REFORMA DA PREVIDÊNCIA PODERÁ SER FEITA POR LULA

 

Pelo andar da carruagem, olhando para alguns anos atrás, não duvido que essa chamada "reforma da previdência" seja feita pelo Lula.

 

Fernando Henrique Cardoso, que sempre dizia que a Previdência tinha um grande déficit, e que a culpa era dos servidores públicos, empreendeu privatizar a previdência dos servidores.  Todavia, como oposição, Lula era bastante forte, e juntamente com outros partidos opositores, o PT conseguiu impedir essa privatização.  A equipe contábil do PT mostrou que a previdência não tinha deficit, tinha superávit.

 

Mas um dia Lula chegou lá, e chegou forte.  Doravante, o novo presidente já não via mais superavit da previdência, assim como os juros altos já não eram mais alimentação dos especuladores, mas eram necessários para conter a inflação, assim como dizia seu antecessor.

 

E Lula conseguiu fazer parcialmente a privatização previdenciária que não deixou FHC fazer. 

 

Diferentemente dos empregados de empresas privadas, que tem um teto de contribuição e uma aposentadoria equivalente àquele teto ainda que tenha uma remuneração muito maior, nós servidores públicos anteriores à privatização previdenciária não temos um teto de contribuição; contribuímos sobre toda a nossa remuneração, o que nos dá direito a uma aposentadoria equivalente à remuneração integral.  Recebemos mais, porque pagamos mais.  É justo.  Mas a Rede Globo passou uma semana ocupando todo o Jornal Nacional tentando convencer a população de que isso é injusto.  E eu simultaneamente fiz uma série sobre o assunto.

 

E, nos termos da propaganda encomendada e divulgada pela Globo, Lula fez a tal "reforma".  Como não conseguiu convencer o mundo jurídico a tirar os direitos dos então funcionários nesse ponto, ficou legislado que os funcionários que fossem empossados após a chamada reforma teriam um teto de contribuição semelhante ao dos empregados de empresas privadas, com direito a uma aposentadoria pública baseada naquele teto.  Dessa forma, os novos funcionários públicos terão que recorrer aos planos privados, tão interessantes para os bancos.

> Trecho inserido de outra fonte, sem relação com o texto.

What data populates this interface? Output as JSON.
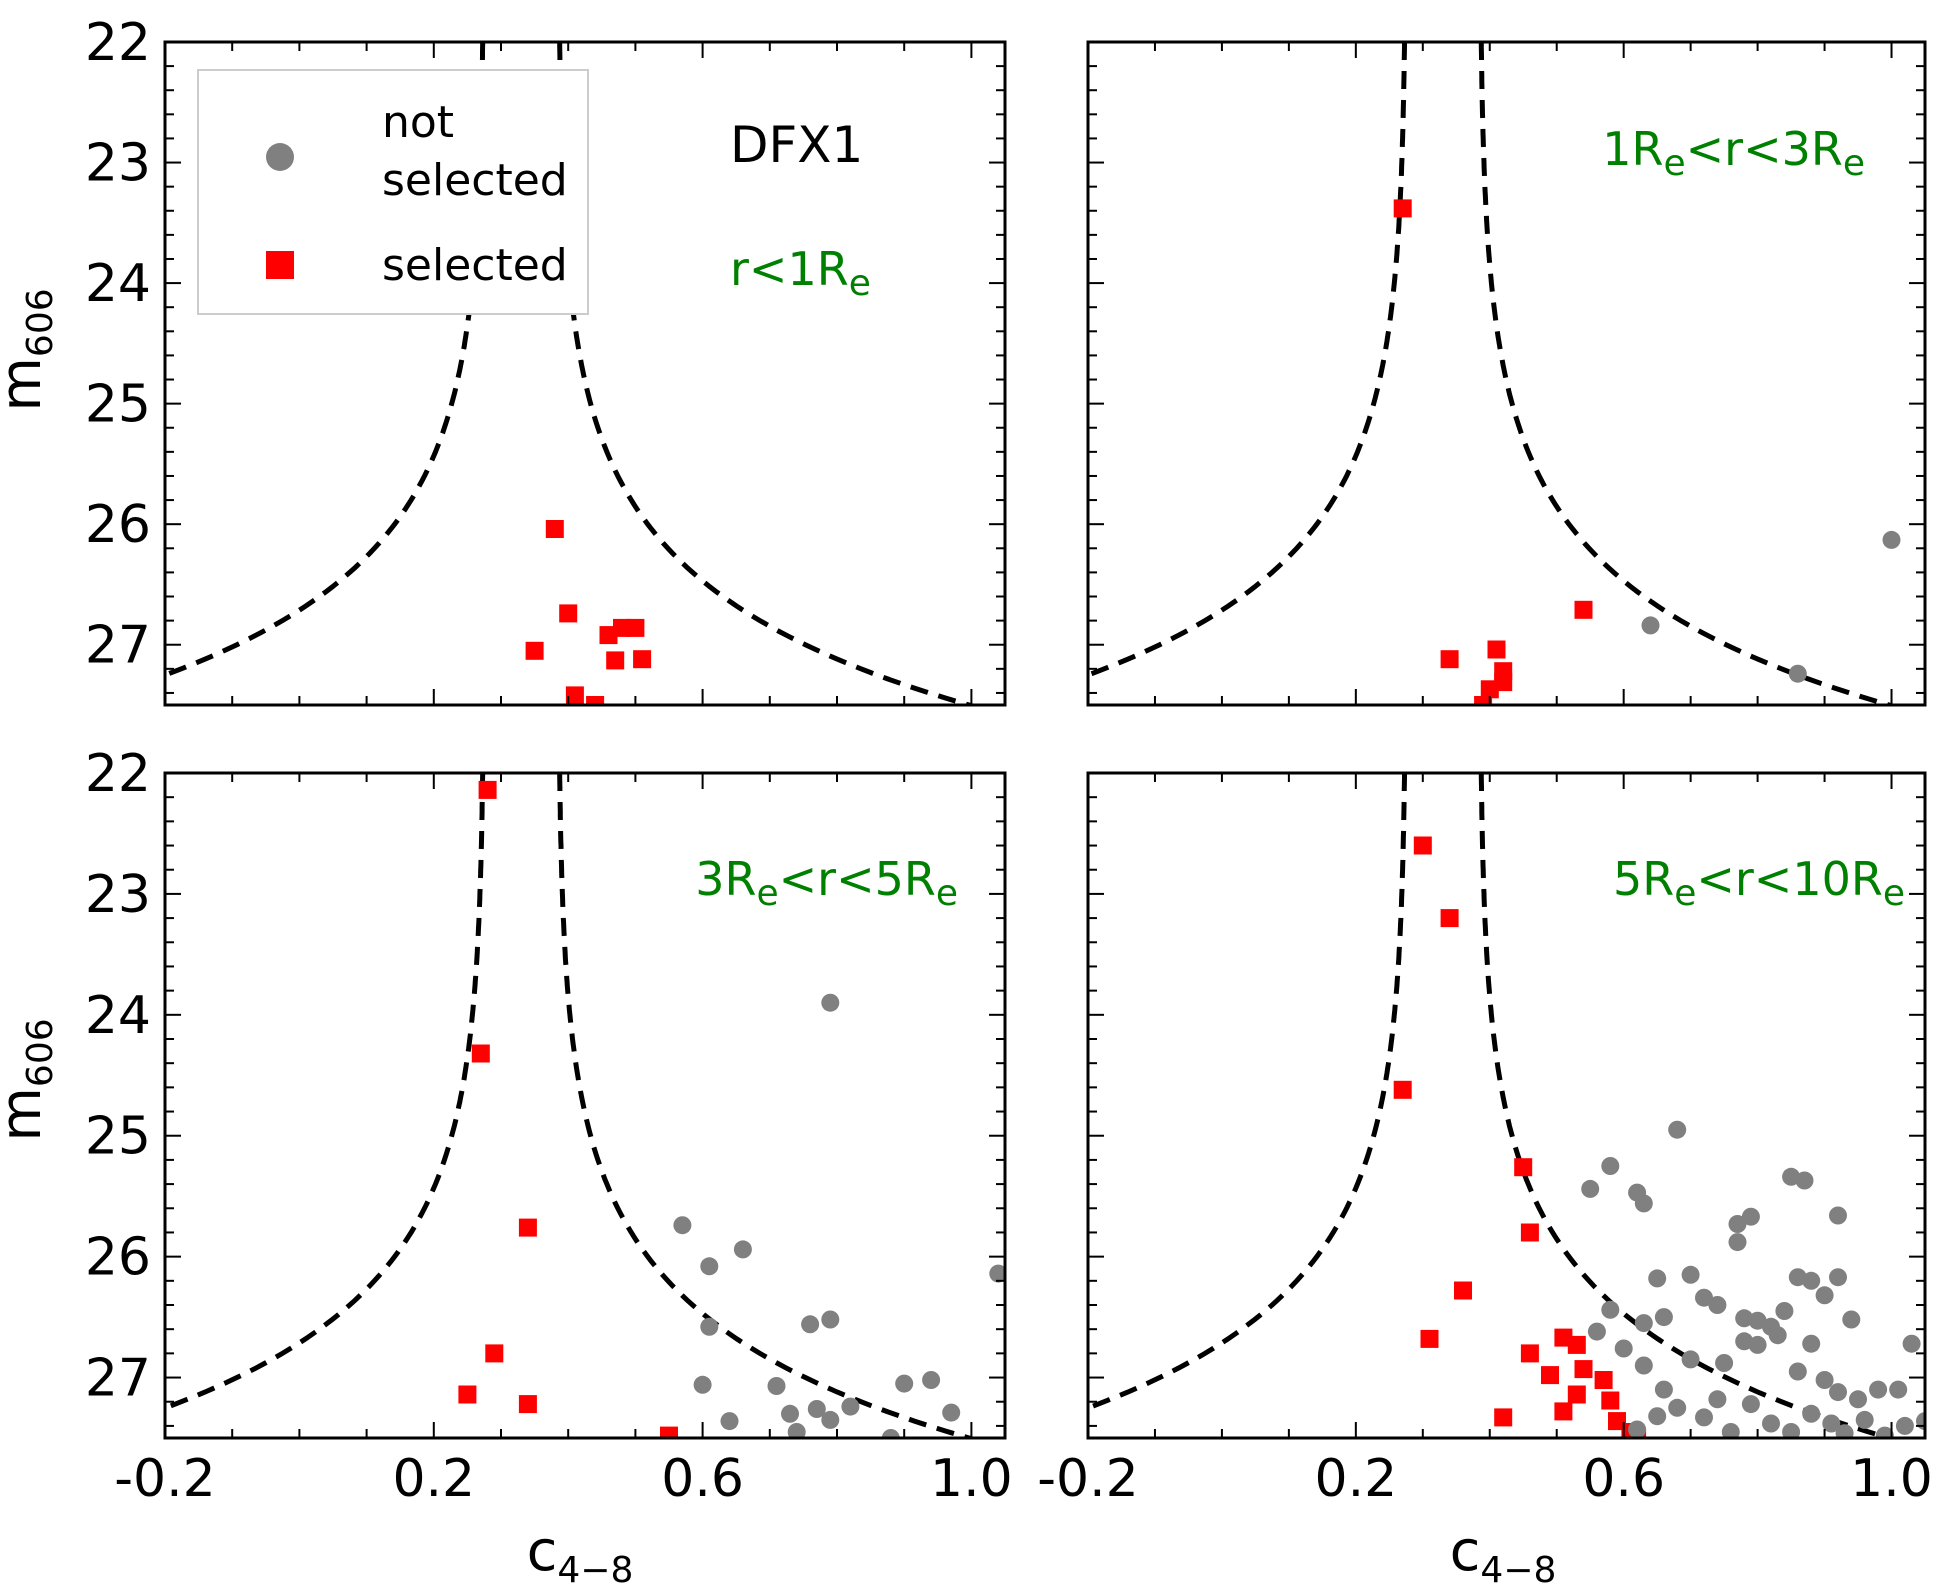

Isso levou a União, a curto e médio prazo, a um certo desfalque previdenciário, não se pode negar; pois todos os que entraram no serviço público depois da tal "reforma" contribuem com uma parcela  bem menor do que a contribuição dos que já são antigos, e só muitos anos depois é que as aposentadorias serão reduzidas, uma vez que quem já estava no serviço público continuou com o direito de aposentar com remuneração integral assim como contribui sobre a remuneração integral.

 

Agora, a reforma proposta por Temer, que tende a privatizar a aposentadoria da grande maioria dos trabalhadores, pretende atingir a todos, ou seja, grande parte dos trabalhadores perderão o direito atual, e os que tiverem acima de cinquenta anos serão aquinhoados com cinquenta por cento a mais do tempo que faltar para terem o direito a se aposentar.

 

Até concordo que, levando-se em conta o aumento da expectativa de vida, um certo de ajuste na idade para se aposentar até é justificável, mas não uma ampliação tão grande de uma só vez.

 

O PT, assim como nos tempos de governo de FHC, é contra a chamada "reforma da previdência"; o que, conforme nos mostra histórico recente, pode não prevalecer, se o PT retornar ao poder.   Não duvido muito que essa "reforma da previdência" possa ser levada a cabo por Lula, na hipótese de ele vencer as eleições de 2018.